Inside, the steel sphere, reminiscent of an industrial gas tank, was finished with the luxury of an expensive hotel and comprised five floors of private bedrooms, relaxation areas, and comfortable bathrooms. The heart of the complex was a powerful air conditioning system: three compressors, two steam boilers, a 27-ton ammonia refrigerant that acted as a dehumidifier, and a filter system. This system allowed for pinpoint control of not only the pressure but also the temperature, humidity, and air circulation using automatic thermostats.
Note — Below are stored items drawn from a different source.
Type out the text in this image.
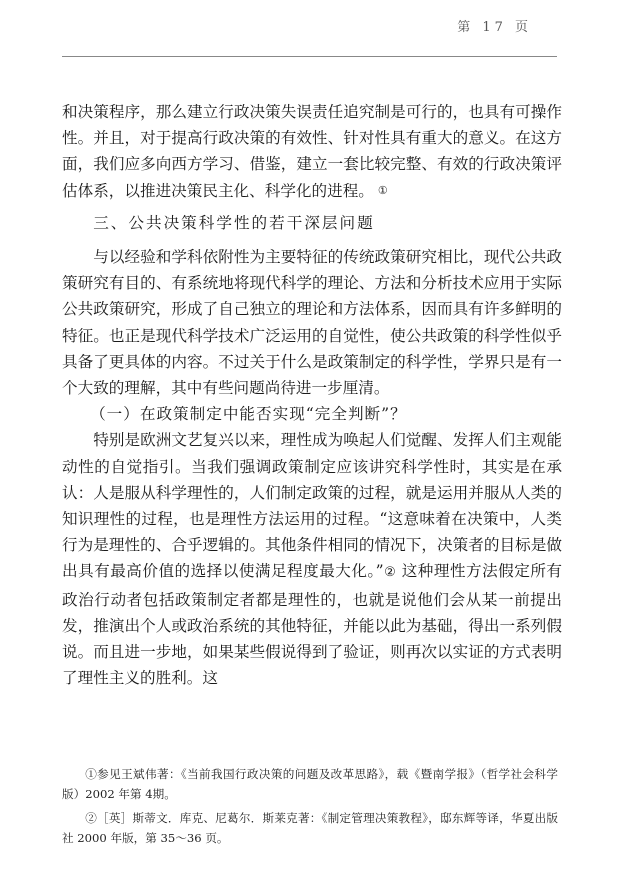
第 17 页

和决策程序，那么建立行政决策失误责任追究制是可行的，也具有可操作性。并且，对于提高行政决策的有效性、针对性具有重大的意义。在这方面，我们应多向西方学习、借鉴，建立一套比较完整、有效的行政决策评估体系，以推进决策民主化、科学化的进程。 ①

三、公共决策科学性的若干深层问题

与以经验和学科依附性为主要特征的传统政策研究相比，现代公共政策研究有目的、有系统地将现代科学的理论、方法和分析技术应用于实际公共政策研究，形成了自己独立的理论和方法体系，因而具有许多鲜明的特征。也正是现代科学技术广泛运用的自觉性，使公共政策的科学性似乎具备了更具体的内容。不过关于什么是政策制定的科学性，学界只是有一个大致的理解，其中有些问题尚待进一步厘清。

（一）在政策制定中能否实现“完全判断”？

特别是欧洲文艺复兴以来，理性成为唤起人们觉醒、发挥人们主观能动性的自觉指引。当我们强调政策制定应该讲究科学性时，其实是在承认：人是服从科学理性的，人们制定政策的过程，就是运用并服从人类的知识理性的过程，也是理性方法运用的过程。“这意味着在决策中，人类行为是理性的、合乎逻辑的。其他条件相同的情况下，决策者的目标是做出具有最高价值的选择以使满足程度最大化。”② 这种理性方法假定所有政治行动者包括政策制定者都是理性的，也就是说他们会从某一前提出发，推演出个人或政治系统的其他特征，并能以此为基础，得出一系列假说。而且进一步地，如果某些假说得到了验证，则再次以实证的方式表明了理性主义的胜利。这

①参见王斌伟著：《当前我国行政决策的问题及改革思路》，载《暨南学报》（哲学社会科学版）2002 年第 4期。

②［英］斯蒂文．库克、尼葛尔．斯莱克著：《制定管理决策教程》，邸东辉等译，华夏出版社 2000 年版，第 35～36 页。
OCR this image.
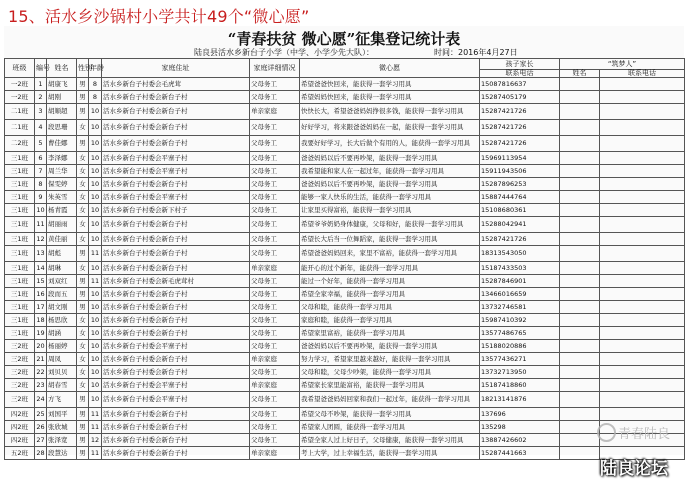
15、活水乡沙锅村小学共计49个“微心愿”
“青春扶贫 微心愿”征集登记统计表
陆良县活水乡新台子小学（中学、小学少先大队）：	时间：2016年4月27日
班级	编号	姓名	性别	年龄	家庭住址	家庭详细情况	微心愿	孩子家长	“筑梦人”	
								联系电话	姓名	联系电话
一2班	1	胡康飞	男	8	活水乡新台子村委会毛虎茸	父母务工	希望爸爸快回来，能获得一套学习用具	15087816637		
一2班	2	胡刚	男	8	活水乡新台子村委会新台子村	父母务工	希望妈妈快回来，能获得一套学习用具	15287405179		
二1班	3	胡顺超	男	10	活水乡新台子村委会新台子村	单亲家庭	快快长大，希望爸爸妈妈挣很多钱，能获得一套学习用具	15287421726		
二1班	4	段思珊	女	10	活水乡新台子村委会新台子村	父母务工	好好学习，将来跟爸爸妈妈在一起，能获得一套学习用具	15287421726		
二2班	5	曹佳娜	男	10	活水乡新台子村委会新台子村	父母务工	我要好好学习，长大后做个有用的人，能获得一套学习用具	15287421726		
三1班	6	李泽娜	女	10	活水乡新台子村委会平寨子村	父母务工	爸爸妈妈以后不要再吵架，能获得一套学习用具	15969113954		
三1班	7	周兰华	女	10	活水乡新台子村委会平寨子村	父母务工	我希望能和家人在一起过年，能获得一套学习用具	15911943506		
三1班	8	保雯婷	女	10	活水乡新台子村委会新台子村	父母务工	爸爸妈妈以后不要再吵架，能获得一套学习用具	15287896253		
三1班	9	朱英雪	女	10	活水乡新台子村委会平寨子村	父母务工	能够一家人快乐的生活，能获得一套学习用具	15887444764		
三1班	10	杨青霞	女	10	活水乡新台子村委会新下村子	父母务工	让家里买得富裕，能获得一套学习用具	15108680361		
三1班	11	胡丽雨	女	10	活水乡新台子村委会新台子村	父母务工	希望爷爷奶奶身体健康，父母和好，能获得一套学习用具	15288042941		
三1班	12	黄佳丽	女	10	活水乡新台子村委会新台子村	父母务工	希望长大后当一位舞蹈家，能获得一套学习用具	15287421726		
三1班	13	胡彪	男	11	活水乡新台子村委会新台子村	父母务工	希望爸爸妈妈回来，家里不富裕，能获得一套学习用具	18313543050		
三1班	14	胡琳	女	10	活水乡新台子村委会新台子村	单亲家庭	能开心的过个新年，能获得一套学习用具	15187433503		
三1班	15	刘双红	男	11	活水乡新台子村委会新毛虎茸村	父母务工	能过一个好年，能获得一套学习用具	15287846901		
三1班	16	段而五	男	10	活水乡新台子村委会新台子村	父母务工	希望全家幸福，能获得一套学习用具	13466016659		
三1班	17	胡文刚	男	10	活水乡新台子村委会新台子村	父母务工	父母和睦，能获得一套学习用具	13732746581		
三1班	18	杨思欣	女	10	活水乡新台子村委会新台子村	父母务工	家庭和睦，能获得一套学习用具	15987410392		
三1班	19	胡涵	女	10	活水乡新台子村委会新台子村	父母务工	希望家里富裕，能获得一套学习用具	13577486765		
三2班	20	杨丽婷	女	10	活水乡新台子村委会平寨子村	父母务工	爸爸妈妈以后不要再吵架，能获得一套学习用具	15188020886		
三2班	21	周凤	女	10	活水乡新台子村委会新台子村	单亲家庭	努力学习，希望家里越来越好，能获得一套学习用具	13577436271		
三2班	22	刘贝贝	女	10	活水乡新台子村委会新台子村	父母务工	父母和睦，父母少吵架，能获得一套学习用具	13732713950		
三2班	23	胡春雪	女	10	活水乡新台子村委会平寨子村	单亲家庭	希望家长家里能富裕，能获得一套学习用具	15187418860		
三2班	24	方飞	男	10	活水乡新台子村委会平寨子村	父母务工	我希望爸爸妈妈回家和我们一起过年，能获得一套学习用具	18213141876		
四2班	25	刘国平	男	11	活水乡新台子村委会新台子村	父母务工	希望父母不吵架，能获得一套学习用具	137696		
四2班	26	张欣城	男	11	活水乡新台子村委会新台子村	父母务工	希望家人团圆，能获得一套学习用具	135298		
四2班	27	张泽宽	男	12	活水乡新台子村委会新台子村	父母务工	希望全家人过上好日子，父母健康，能获得一套学习用具	13887426602		
五2班	28	段慧达	男	11	活水乡新台子村委会新台子村	单亲家庭	考上大学，过上幸福生活，能获得一套学习用具	15287441663		
青春陆良
陆良论坛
The sanatorium opened in 1928, but that same year, the American Medical Association (AMA) Bureau of Investigation published a scathing article, declaring that Cunningham's methods "showed a stronger admixture of commercialism than scientific medicine."
Dining Room
In 1934, at the height of the Great Depression, Cunningham was forced to sell his hospital to James Rand Jr., son of the co-founder of Remington Rand and his former protégé. Rand renamed the complex the Ohio Institute of Oxygen Therapy, but failed to attract patients. Just two years later, he resold the business. The new owners abandoned oxygen therapy and attempted to convert the balloon into a regular hospital, but this venture also quickly failed.
Interior Corridor
The building was abandoned and purchased by the Catholic Diocese of Cleveland in 1942. The steel sphere-shaped sanatorium, a symbol of the medical escapade, was dismantled for scrap metal for the war industry.
Dr. Cunningham died in 1937. His methods were never scientifically proven to treat the diseases he promised to cure. However, over the years, some of his approaches, purged of quackery, have found narrow but important applications in modern medicine—for example, in the treatment of decompression sickness.